Director: Pierre Salvadori (After You, The Sandman)
Writers: Benoît Graffin, Pierre Salvadori
Producer: Philippe Martin
Starring: Audrey Tautou, Gad Elmaleh, Marie-Christine Adam, Vernon Dobtcheff
MPAA Rating: PG-13
Running time: 104 min
For those looking for something that’s quality, but still sitting firmly in the world of fluff, you don’t really have to look much further than Priceless. Priceless takes cues from everything from Breakfast at Tiffany’s to Heartbreakers to Dirty Rotten Scoundrels and somewhere caught in the mix is the lovely Audrey Tautou and the comedic Gad Elmaleh.
Tautou plays Irène, a devious, gold digging pseudo-sophisticate playing at older men’s fantasies in order to survive. And by “survive” I mean $600 blouses and $30,000 bracelets to wear to a dinner that costs more than the GDP of a third world country. Jean (Elmaleh) is a bellhop/bartender at a
French hotel; and while he isn’t starving, he’s not exactly making ends meet. When Irène confuses Jean for a wealthy business tycoon, he plays the charade as long as he can and milks it until she discovers he’s a nothing. After she leaves, Jean does everything in his power to win her back; going so far as to stooping to her level and running the same scheme she does. At one point, the two actually trade secret strategies as how to get what you want from the rich.
Tautou has really shed her sweet girl persona for this role.
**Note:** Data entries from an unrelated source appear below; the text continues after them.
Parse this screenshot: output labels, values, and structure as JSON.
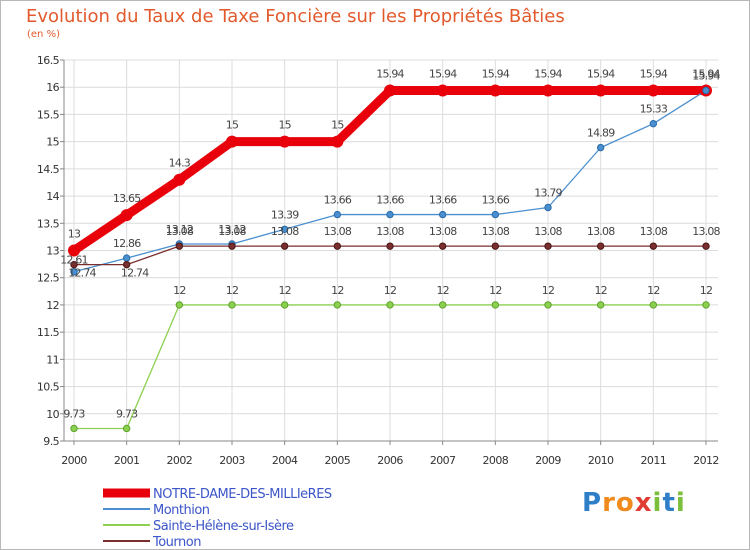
{
  "title": "Evolution du Taux de Taxe Foncière sur les Propriétés Bâties",
  "unit_label": "(en %)",
  "logo": {
    "text": "Proxiti",
    "letters": [
      "P",
      "r",
      "o",
      "x",
      "i",
      "t",
      "i"
    ],
    "colors": [
      "#2e7fc8",
      "#f08a1c",
      "#f08a1c",
      "#e03c31",
      "#7cbf3a",
      "#2e7fc8",
      "#7cbf3a"
    ]
  },
  "chart_data": {
    "type": "line",
    "title": "Evolution du Taux de Taxe Foncière sur les Propriétés Bâties",
    "ylabel": "(en %)",
    "xlabel": "",
    "categories": [
      "2000",
      "2001",
      "2002",
      "2003",
      "2004",
      "2005",
      "2006",
      "2007",
      "2008",
      "2009",
      "2010",
      "2011",
      "2012"
    ],
    "ylim": [
      9.5,
      16.5
    ],
    "yticks": [
      9.5,
      10,
      10.5,
      11,
      11.5,
      12,
      12.5,
      13,
      13.5,
      14,
      14.5,
      15,
      15.5,
      16,
      16.5
    ],
    "ytick_labels": [
      "9.5",
      "10",
      "10.5",
      "11",
      "11.5",
      "12",
      "12.5",
      "13",
      "13.5",
      "14",
      "14.5",
      "15",
      "15.5",
      "16",
      "16.5"
    ],
    "grid": true,
    "series": [
      {
        "name": "NOTRE-DAME-DES-MILLIeRES",
        "color": "#e8000b",
        "emphasis": true,
        "values": [
          13,
          13.65,
          14.3,
          15,
          15,
          15,
          15.94,
          15.94,
          15.94,
          15.94,
          15.94,
          15.94,
          15.94
        ],
        "labels": [
          "13",
          "13.65",
          "14.3",
          "15",
          "15",
          "15",
          "15.94",
          "15.94",
          "15.94",
          "15.94",
          "15.94",
          "15.94",
          "15.94"
        ]
      },
      {
        "name": "Monthion",
        "color": "#4a8fcf",
        "values": [
          12.61,
          12.86,
          13.12,
          13.12,
          13.39,
          13.66,
          13.66,
          13.66,
          13.66,
          13.79,
          14.89,
          15.33,
          15.94
        ],
        "labels": [
          "12.61",
          "12.86",
          "13.12",
          "13.12",
          "13.39",
          "13.66",
          "13.66",
          "13.66",
          "13.66",
          "13.79",
          "14.89",
          "15.33",
          "15.94"
        ]
      },
      {
        "name": "Sainte-Hélène-sur-Isère",
        "color": "#8cd050",
        "values": [
          9.73,
          9.73,
          12,
          12,
          12,
          12,
          12,
          12,
          12,
          12,
          12,
          12,
          12
        ],
        "labels": [
          "9.73",
          "9.73",
          "12",
          "12",
          "12",
          "12",
          "12",
          "12",
          "12",
          "12",
          "12",
          "12",
          "12"
        ]
      },
      {
        "name": "Tournon",
        "color": "#7a2e2e",
        "values": [
          12.74,
          12.74,
          13.08,
          13.08,
          13.08,
          13.08,
          13.08,
          13.08,
          13.08,
          13.08,
          13.08,
          13.08,
          13.08
        ],
        "labels": [
          "12.74",
          "12.74",
          "13.08",
          "13.08",
          "13.08",
          "13.08",
          "13.08",
          "13.08",
          "13.08",
          "13.08",
          "13.08",
          "13.08",
          "13.08"
        ]
      }
    ],
    "legend_position": "bottom-left"
  }
}
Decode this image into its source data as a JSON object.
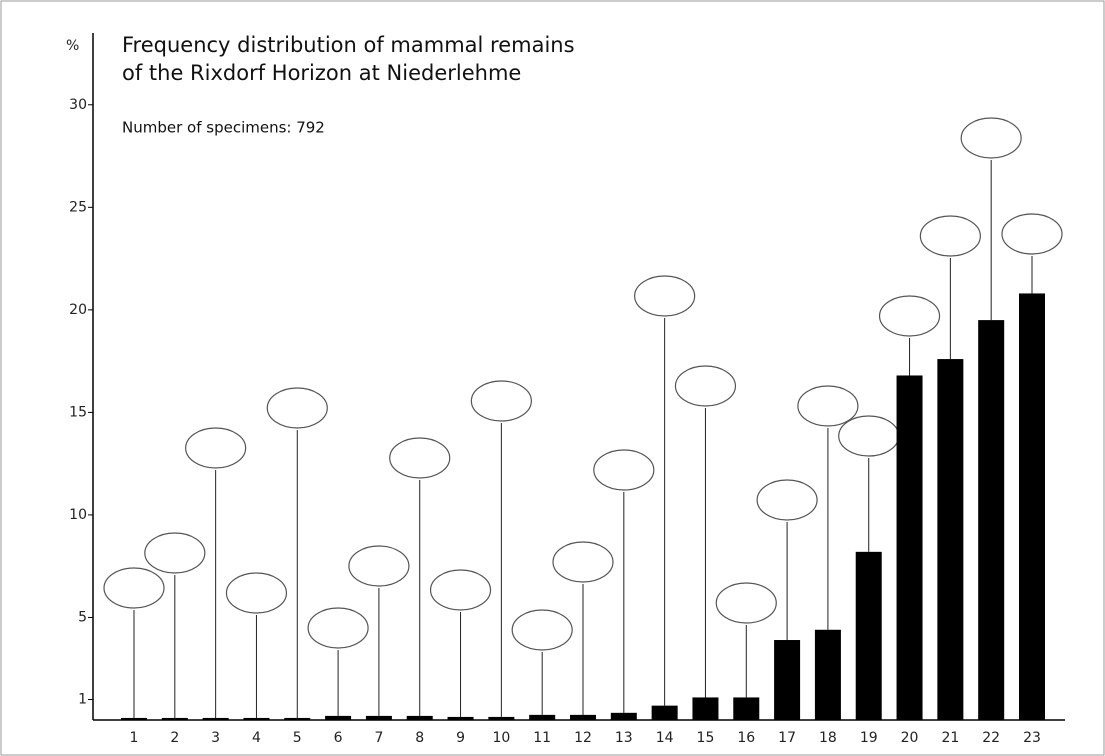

Yes, she’s still gorgeous (maybe more gorgeous than she’s ever looked), but for most of this picture, she’s become a vixen in disguise; a thoroughly unlikeable character that one wonders if the scenario that unfolds is even particularly believable. Why would someone as nice and charming as Jean, be willing to do nearly anything to have this despicable woman? But she’s really pretty and she’s already seduced him once, so we just go with it.
While Tautou is the name of the show, Elmaleh has the difficult task of providing comedic relief in the lead role; while at the same time being believable and empathetic. While the humor here is very low key and relies mostly on uncomfortable moments and gimmicky physical comedy, Elmaleh pulls off the job fairly well in a “doofus with a heart of gold” kind of way. Not a whole lot of belly laughs to be found, but enough chuckles to keep the story lighthearted and the characters from becoming completely loathsome.
The main problem with the movie is its run-of-the-mill dryness. While it is glitzy at times and quirky fun at others, it’s obvious from second one where the story is going to end up. Just from the trailer I knew that I had already seen the movie basically in its entirety. Still, there’s something about a little fluff on a weeknight to clear the head and provide for some mental health… and quite honestly the eye candy doesn’t hurt either.
Which leads us to the PG-13 rating. The film takes very few chances and in fact, mostly steers far and clear from the bedroom. Aside from a nipple slip here and there and several side boob shots, this is about as clean as it can get for a romantic comedy about sleazing (for lack of a better term) for monetary compensation.
So while the story is a bit pretentious, cliched and predictable as you can get, there’s something to be said for the appearance of a throw-back to the golden age of Hollywood in which actors like Hepburn and Jimmy Stewart reigned supreme. And that’s just the sort of vibe something as charming as Priceless presents itself as.